First, do an internet search on the words Christian microfinance or microenterprise and you will be able to learn about the philosophy and policies of some Christian organizations. For example, one that surfaces may surface is called PeerServants.org. This site recommended two books, the first an introductory one, and the second an intermediate book:
Christian Microenterprise Development: An Introduction by David Bussau and Russell Mask. This is short and written by two of the most respected individuals in the industry. It can be difficult to find, but do an online search for current availability.
Microfinance Handbook: An Institutional and Financial Perspective by Joanna Ledgerwood. An excellent, more rigorous and technical overview of secular microfinance.
For an overview of microenterprise with insight observations, see the book Where There Are No Jobs, by David Befus.

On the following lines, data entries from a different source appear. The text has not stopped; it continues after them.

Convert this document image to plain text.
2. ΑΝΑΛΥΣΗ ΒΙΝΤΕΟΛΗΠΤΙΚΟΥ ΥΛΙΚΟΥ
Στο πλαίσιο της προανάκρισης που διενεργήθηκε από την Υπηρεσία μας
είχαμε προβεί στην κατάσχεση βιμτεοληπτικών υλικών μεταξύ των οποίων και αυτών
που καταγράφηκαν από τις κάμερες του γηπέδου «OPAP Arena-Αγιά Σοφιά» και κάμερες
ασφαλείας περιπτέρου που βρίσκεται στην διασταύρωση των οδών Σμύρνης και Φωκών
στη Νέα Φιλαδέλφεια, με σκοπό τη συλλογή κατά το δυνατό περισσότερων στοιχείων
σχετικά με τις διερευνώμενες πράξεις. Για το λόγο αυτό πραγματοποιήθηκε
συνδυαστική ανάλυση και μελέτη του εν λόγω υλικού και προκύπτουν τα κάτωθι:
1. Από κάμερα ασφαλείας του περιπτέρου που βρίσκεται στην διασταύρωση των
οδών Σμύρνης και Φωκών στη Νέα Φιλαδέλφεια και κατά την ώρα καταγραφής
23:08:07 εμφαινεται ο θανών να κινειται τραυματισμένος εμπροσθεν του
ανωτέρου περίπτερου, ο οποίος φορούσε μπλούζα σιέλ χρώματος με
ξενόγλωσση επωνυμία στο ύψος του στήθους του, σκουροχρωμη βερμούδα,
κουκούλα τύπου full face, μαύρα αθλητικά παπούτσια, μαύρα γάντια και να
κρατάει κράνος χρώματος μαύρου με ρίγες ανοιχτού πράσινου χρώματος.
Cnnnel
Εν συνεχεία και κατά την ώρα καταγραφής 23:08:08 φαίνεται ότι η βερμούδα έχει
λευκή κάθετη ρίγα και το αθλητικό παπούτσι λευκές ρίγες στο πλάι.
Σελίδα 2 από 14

Second, search for humanitarian organizations that engage in microenterprise work. For example, learn about the Garmeen Bank.
Third, check out local universities to see if they offer a course in microenterprise work.
Fourth, do something short-term with a microenterprise organization.
Lastly, if you are considering microenterprise service, don’t forget, you will need to have a passion for business, business skills, and business experience.
Answer from Ed, who served with SIM for 22 years in Nigeria, Liberia, and Eritrea.
“Look at this book, courses, and web sites.”
Read Christian Microenterprise Development: An Introduction. Check out The Chalmers Center for Economic Development, which teaches modules on Christian microenterprise development. They offer live courses and also a distance-learning course on foundations and principles of holistic ministry.